Answer: False. This is a common misconception. The phenomenon of feeling pain in an area outside the lesion that's causing it is called referred pain. While referred pain can be caused by an injured disc, it can also result from damage to a ligament, tendon, muscle or joint -- which occurs much more frequently.
No matter where it originates, referred pain follows four basic guidelines in orthopedic medicine:
- Pain refers distally. Injuries generally refer pain from the midline to the periphery, not the other way around.
- Referred pain does not cross the midline. For instance, an injury on the right side of the low back can refer pain into the right buttock and leg, but not into the left buttock and leg.
If a client reports pain that travels from one side of the low back to the other, this means there are injuries present on both sides.

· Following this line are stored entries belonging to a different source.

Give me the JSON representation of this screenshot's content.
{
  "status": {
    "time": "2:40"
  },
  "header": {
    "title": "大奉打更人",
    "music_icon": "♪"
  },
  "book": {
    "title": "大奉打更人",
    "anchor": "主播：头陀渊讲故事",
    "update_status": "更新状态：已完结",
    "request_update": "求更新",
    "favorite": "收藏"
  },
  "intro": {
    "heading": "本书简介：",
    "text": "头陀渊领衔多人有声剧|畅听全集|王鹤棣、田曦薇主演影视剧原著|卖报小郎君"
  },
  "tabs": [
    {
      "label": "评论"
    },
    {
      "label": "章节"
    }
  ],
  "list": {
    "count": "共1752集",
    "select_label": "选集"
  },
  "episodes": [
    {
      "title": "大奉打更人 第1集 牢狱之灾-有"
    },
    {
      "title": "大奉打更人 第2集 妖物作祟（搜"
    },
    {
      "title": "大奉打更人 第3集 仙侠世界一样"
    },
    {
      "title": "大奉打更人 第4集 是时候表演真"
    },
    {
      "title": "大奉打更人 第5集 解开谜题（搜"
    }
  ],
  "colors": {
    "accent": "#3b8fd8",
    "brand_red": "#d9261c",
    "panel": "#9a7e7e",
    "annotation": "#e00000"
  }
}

- Pain is referred within a dermatome. Each spinal nerve innervates a specific region of the body, which is known as a dermatome. Referred pain experienced within one of these dermatomes is sometimes caused by compression of the innervating nerve. However, this pain is more commonly caused by an injury to a muscle, tendon, or ligament elsewhere in the dermatome.
- The severity of an injury is directly proportional to the distance the pain refers. For instance, a severe cervical injury might refer pain to the hand, while a less severe injury might refer pain only to the upper arm.
Referred pain creates confusion for many health care practitioners. However, once you learn about the specific patterns in which particular injuries refer pain, the confusion quickly diminishes. For example, the sacrotuberous ligament in the pelvis refers pain down the back of the thigh and calf and into the heel, the gluteus medius muscle refers pain to the lateral calf, and the TP7 ligament (intertransverse ligament at C7) refers pain down one side of the lower neck to the medial border of the scapula.